In Prague, the Jewish leaders were received by leaders of the federations of Jewish communities in Bohemia-Moravia and Slovakia, headed by presidents Dr. F. Fuchs and Dr. Benjamin Eichler, and by Dr. A. Kollman, Prague Jewish community chairman. A special meeting of the two federations, attended also by delegates of outlying communities, heard Dr. Goldmann express appreciation for the invitation to the delegation and a tribute to the loyalty of the remnants of Czech Jewry to their community. He presented a survey of the position of the Jewish people throughout the world and said the problems of the Jewish people could be solved only by close cooperation between the Jewish communities of the East and the West.

The Jewish leaders visited the sites of the Theresienstadt Nazi concentration camp and Lidice, the town where the Nazis murdered every male in reprisal for the assassination of Reinhold Heydrich, the Nazi head for occupied Czechoslovakia. They also placed wreaths at the Martyr’s Memorial in the Pinkas Synagogue in Prague and attended Friday evening services in Prague’s main synagogue where they joined hundreds of congregants in prayer.

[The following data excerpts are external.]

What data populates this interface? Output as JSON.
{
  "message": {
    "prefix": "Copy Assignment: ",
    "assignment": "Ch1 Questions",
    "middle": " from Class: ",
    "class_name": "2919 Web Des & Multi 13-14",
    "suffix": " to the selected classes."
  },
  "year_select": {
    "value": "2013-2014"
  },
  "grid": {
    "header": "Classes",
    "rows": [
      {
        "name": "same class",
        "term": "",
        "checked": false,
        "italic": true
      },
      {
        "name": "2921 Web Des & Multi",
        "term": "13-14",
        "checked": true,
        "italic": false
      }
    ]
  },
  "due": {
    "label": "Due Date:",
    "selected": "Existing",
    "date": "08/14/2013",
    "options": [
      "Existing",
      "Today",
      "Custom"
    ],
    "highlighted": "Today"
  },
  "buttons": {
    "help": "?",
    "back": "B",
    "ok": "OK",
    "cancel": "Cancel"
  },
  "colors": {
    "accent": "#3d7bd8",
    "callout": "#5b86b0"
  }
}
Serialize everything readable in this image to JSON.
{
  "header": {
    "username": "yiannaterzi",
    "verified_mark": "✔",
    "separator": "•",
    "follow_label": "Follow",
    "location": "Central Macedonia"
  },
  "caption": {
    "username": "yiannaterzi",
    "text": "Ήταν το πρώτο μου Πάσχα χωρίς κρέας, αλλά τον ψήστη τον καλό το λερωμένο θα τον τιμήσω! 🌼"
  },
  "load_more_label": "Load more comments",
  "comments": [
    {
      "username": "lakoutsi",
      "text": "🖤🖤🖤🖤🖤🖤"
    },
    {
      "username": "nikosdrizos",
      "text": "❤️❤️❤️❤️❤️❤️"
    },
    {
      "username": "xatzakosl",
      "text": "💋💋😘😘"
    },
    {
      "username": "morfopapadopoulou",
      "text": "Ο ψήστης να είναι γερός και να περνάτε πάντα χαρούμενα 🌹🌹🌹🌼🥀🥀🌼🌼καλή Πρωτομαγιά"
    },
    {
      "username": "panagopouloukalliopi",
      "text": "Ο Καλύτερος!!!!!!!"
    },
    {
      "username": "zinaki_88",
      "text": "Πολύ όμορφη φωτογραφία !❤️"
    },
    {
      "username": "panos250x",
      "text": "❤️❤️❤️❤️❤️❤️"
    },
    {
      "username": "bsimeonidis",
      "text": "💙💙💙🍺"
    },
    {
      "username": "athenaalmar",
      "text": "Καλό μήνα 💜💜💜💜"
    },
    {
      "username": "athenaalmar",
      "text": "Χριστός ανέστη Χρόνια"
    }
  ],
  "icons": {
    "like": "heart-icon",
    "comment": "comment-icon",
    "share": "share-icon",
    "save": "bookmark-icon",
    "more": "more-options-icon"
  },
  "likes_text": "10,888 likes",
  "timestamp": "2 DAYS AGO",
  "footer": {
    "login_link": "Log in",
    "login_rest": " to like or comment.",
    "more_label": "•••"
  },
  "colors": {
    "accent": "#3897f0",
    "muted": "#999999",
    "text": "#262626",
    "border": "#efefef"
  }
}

The visitors took part in a festive session in Budapest of the Council of Jewish Communities of Hungary on the 25th anniversary of Hungary’s Liberation from the Nazis. Dr. Goldmann told the assembled 300 Council members and leaders of outlying communities that he associated himself with the tributes on the occasion to the Red Army. He urged Hungarian Jewry to assure the survival of the decimated Jewish community. The delegation visited various Jewish institutions, including the house where Theodor Herzl, founder of modern political Zionism, was born in 1860.

The delegation includes Dr. G.M. Riegner, WJC secretary general, Armand Kaplan, deputy director of the WJC international affairs department, and Dr. S.J. Roth, executive director of the WJC European division, who joined the group in Hungary.

The delegation will spend another two days in Hungary before leaving for Rumania where the delegation members will meet with Jewish community and religious leaders.